Academic Self-Efficacy, Student Performance, andWell-Being in a First-Year Seminar
Author(s): Eileen McBride, Amy Vashlishan Murray, & Michael Duggan
Citation: Eileen McBride, Amy Vashlishan Murray, & Michael Duggan. (2021). Academic Self-Efficacy, Student Performance, andWell-Being in a First-Year Seminar. Journal of The First-Year Experience & Students in Transition, 33(1), 99-119.

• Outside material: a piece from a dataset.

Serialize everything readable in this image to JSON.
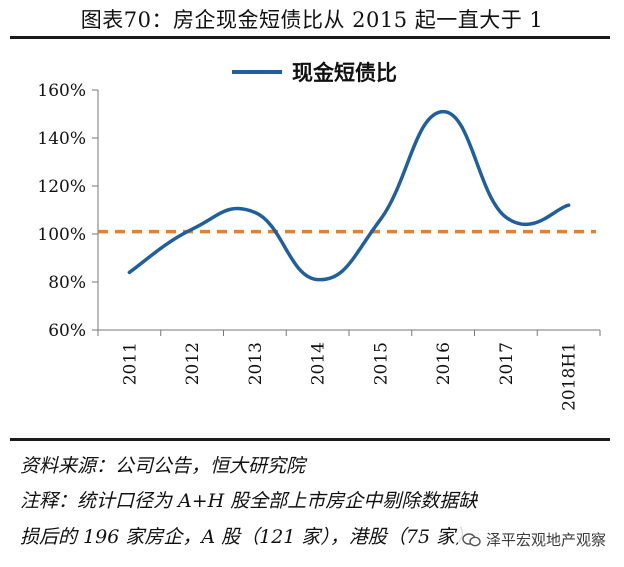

Research in higher education confirms the importance of self-efficacy in student persistence and success in college. The current study examined the role of self-efficacy in supporting academic and psychosocial adjustment in the critical first college year and the context of an academically-oriented first-year seminar (FYS). Students completed surveys at the beginning and end of the semester comprising Academic Self-Efficacy (ASE) and Psychological Well-Being (PWB) scales, and also provided background and demographic information. ASE increased over the semester, driven by improved confidence in research writing and class participation. Study/ time-management self-efficacy remained mostly unchanged. ASE was found to predict academic achievement and PWB, confirming our expectation that students’ confidence in their academic ability would support positive academic and psychosocial outcomes. Results are discussed in terms of the value of efficacy-based pedagogical interventions as an intentional component of FYS delivery and design, and as a means of supporting student retention and success.